Self Awareness – and Exercise
As people age, their muscles tend to weaken, their joints are not as flexible and their overall sense of equilibrium is not as keen as when they were younger.

“Our bodies just don’t adapt like they used to and we fail to realize things are changing,” explains Kevin Goodgame, director of Rehab Services at The William Breman Jewish Home’s  Aviv Rehabilitation Center. “Just getting up from the bed too quickly can result in a fall.”

Kevin points to two things to help prevent falls. This first is to not rush through the day.

“Give yourself more time,” says Kevin. For example, sit at the edge of the bed or your chair for a few minutes before getting up. This allows your blood pressure to adapt to the change in position and prevents dizziness. Kevin also suggests doing some ankle pumps and flexing your knees to loosen up your joints before jumping out of bed.

Kevin’s second piece of advice is to exercise.

“Walking is the best exercise,” says Kevin. “It helps with your circulation and the weight bearing nature of walking helps prevent osteoporosis.

“People think that someone with osteoporosis falls and breaks their hip. More often than not, their hip breaks first and then they fall as a result,” Kevin explains.

Other exercise programs that improve balance, flexibility and strength also are helpful. Just make sure they are supervised by a trained professional and approved by your doctor.

Perform a Home Environment Check  
It’s not just an awareness of physical changes that matter when it comes to fall prevention. Because most falls happen at home, people should make sure their living environment is safe, well-lit and clutter-free.

Get rid of things you could trip over like throw rugs, electrical cords and magazines. Add grab bars inside and outside your tub or shower and next to the toilet. If there are stairs in the home, make sure there are two secure rails on both sides. Also make sure your home is well lit by adding more or brighter light bulbs and nightlights.

“Set up your home environment for success,” says Kevin. “Simple modifications can make all the difference.”

See Things as Clearly as Possible
According to the National Council on Aging, less light reaches the retina aging eyes. This makes contrasting edges, tripping hazards and other obstacles difficult to see.

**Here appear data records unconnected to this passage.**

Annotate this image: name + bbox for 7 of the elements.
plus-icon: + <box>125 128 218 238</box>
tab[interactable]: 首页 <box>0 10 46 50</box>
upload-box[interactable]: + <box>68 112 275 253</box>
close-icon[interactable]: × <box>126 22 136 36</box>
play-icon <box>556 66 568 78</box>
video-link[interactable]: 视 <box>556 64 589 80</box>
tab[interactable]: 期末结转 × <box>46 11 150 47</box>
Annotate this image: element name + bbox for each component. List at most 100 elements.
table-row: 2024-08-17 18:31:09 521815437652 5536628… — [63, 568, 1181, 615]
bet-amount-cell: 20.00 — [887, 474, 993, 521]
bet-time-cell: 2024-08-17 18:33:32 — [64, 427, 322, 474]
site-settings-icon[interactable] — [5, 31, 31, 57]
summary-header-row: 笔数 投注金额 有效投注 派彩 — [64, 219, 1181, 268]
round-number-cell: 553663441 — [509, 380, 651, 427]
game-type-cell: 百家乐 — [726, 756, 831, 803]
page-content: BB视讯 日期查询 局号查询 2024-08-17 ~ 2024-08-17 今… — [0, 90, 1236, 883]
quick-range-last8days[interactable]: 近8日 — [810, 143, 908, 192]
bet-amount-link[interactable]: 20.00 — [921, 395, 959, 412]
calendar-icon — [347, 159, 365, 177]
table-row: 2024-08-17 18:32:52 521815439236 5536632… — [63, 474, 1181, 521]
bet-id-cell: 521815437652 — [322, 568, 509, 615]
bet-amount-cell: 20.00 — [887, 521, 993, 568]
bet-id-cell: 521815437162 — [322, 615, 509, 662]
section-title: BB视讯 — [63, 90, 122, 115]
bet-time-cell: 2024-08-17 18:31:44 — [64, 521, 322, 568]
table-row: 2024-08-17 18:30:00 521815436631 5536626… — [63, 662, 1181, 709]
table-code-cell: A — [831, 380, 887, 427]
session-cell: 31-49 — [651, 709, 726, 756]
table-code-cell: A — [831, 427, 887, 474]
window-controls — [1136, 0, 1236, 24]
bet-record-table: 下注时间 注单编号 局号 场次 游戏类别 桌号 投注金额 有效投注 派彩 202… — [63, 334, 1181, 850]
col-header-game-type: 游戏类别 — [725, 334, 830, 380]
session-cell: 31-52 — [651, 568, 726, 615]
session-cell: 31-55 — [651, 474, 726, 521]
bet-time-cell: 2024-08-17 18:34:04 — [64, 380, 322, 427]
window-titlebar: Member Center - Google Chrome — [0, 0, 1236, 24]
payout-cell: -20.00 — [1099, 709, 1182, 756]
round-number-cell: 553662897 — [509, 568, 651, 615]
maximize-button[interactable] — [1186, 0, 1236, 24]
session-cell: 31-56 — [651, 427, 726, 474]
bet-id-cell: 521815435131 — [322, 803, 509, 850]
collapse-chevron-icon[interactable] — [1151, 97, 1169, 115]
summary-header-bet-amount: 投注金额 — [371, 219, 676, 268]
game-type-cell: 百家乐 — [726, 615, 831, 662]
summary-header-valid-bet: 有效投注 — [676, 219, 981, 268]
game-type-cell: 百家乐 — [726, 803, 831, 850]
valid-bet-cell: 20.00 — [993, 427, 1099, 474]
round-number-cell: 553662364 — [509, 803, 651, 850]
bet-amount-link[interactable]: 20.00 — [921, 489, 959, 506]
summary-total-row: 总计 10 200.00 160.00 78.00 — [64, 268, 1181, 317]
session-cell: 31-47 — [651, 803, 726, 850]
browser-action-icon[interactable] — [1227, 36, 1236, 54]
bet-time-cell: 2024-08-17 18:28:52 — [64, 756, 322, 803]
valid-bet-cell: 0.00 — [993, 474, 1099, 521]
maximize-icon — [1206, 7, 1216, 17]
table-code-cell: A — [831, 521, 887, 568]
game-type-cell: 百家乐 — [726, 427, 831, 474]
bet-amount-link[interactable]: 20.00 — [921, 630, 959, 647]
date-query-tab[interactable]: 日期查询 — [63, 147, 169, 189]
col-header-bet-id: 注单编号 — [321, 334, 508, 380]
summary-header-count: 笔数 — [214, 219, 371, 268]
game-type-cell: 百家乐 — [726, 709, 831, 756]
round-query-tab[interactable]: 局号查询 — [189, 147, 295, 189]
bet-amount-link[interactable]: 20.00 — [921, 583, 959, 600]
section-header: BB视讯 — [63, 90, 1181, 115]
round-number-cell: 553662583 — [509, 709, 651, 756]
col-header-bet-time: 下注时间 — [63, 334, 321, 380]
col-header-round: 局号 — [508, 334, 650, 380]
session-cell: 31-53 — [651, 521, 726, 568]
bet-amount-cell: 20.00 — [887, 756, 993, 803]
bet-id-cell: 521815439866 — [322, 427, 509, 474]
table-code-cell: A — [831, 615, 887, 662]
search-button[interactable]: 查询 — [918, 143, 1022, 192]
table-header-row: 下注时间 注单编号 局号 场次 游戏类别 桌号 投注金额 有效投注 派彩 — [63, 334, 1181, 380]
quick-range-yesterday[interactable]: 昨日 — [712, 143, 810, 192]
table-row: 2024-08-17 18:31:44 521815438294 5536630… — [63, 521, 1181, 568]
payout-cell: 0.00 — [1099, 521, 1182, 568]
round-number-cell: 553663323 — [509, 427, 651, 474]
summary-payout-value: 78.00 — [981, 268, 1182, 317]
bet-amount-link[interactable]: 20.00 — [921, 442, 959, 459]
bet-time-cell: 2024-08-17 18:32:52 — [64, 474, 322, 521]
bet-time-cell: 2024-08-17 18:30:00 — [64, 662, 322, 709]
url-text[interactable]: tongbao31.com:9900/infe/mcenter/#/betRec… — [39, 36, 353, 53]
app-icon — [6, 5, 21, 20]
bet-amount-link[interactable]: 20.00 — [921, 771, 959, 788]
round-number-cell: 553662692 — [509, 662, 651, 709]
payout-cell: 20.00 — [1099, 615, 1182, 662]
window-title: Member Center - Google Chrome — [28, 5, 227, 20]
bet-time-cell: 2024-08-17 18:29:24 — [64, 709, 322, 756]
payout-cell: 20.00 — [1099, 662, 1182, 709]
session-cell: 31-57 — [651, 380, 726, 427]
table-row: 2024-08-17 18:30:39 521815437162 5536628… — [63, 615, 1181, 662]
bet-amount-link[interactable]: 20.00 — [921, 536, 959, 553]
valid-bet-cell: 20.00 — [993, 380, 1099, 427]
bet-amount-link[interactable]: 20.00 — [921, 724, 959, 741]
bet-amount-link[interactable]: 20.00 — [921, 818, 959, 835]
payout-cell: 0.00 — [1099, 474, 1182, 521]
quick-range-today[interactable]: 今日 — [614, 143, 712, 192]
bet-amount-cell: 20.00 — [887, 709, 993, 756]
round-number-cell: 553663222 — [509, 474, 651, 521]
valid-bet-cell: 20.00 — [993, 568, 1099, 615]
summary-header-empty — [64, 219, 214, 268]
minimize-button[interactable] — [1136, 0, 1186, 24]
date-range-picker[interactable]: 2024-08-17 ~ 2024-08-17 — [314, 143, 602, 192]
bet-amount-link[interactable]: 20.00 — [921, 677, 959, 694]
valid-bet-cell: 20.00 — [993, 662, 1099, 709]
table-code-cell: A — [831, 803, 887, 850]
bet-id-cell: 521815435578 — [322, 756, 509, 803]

Cataracts and macular degeneration also become more common as we age.

Have your eyes checked at least once a year to keep your eye glass prescription current. And, be cognizant of the type of lenses you have. Tint-changing lenses can be hazardous when going from bright sun into darker buildings. Upon entry, change glasses or stop until your lenses adjust.  Bifocal or progressive lenses can make things seem closer or farther away than they really are. Be mindful of that when climbing stairs or being more active.

If you do fall…
Even when they don’t get injured, many people who fall develop a fear of falling again. While a certain amount of cautiousness can be good, becoming too anxious only perpetuates the likelihood of falling.

“Once someone had fallen, they may try to overcompensate by becoming too sedentary,” says Kevin.  “Then, their bodies weaken and they become less aware of their surroundings – which just increase the likelihood of falling.”

Instead, try to figure out what actually caused the initial fall so you can take the necessary precautions.  Set yourself up for success by following the above tips as well as your physical therapist’s or doctor’s specific recommendations. Sometimes that can mean using a cane or a walker, which many see as an embarrassing sign of getting older. Try not to let that stigma get in your way.  Pride is not worth a trip to the emergency room, rehab, or worse…reducing your independence.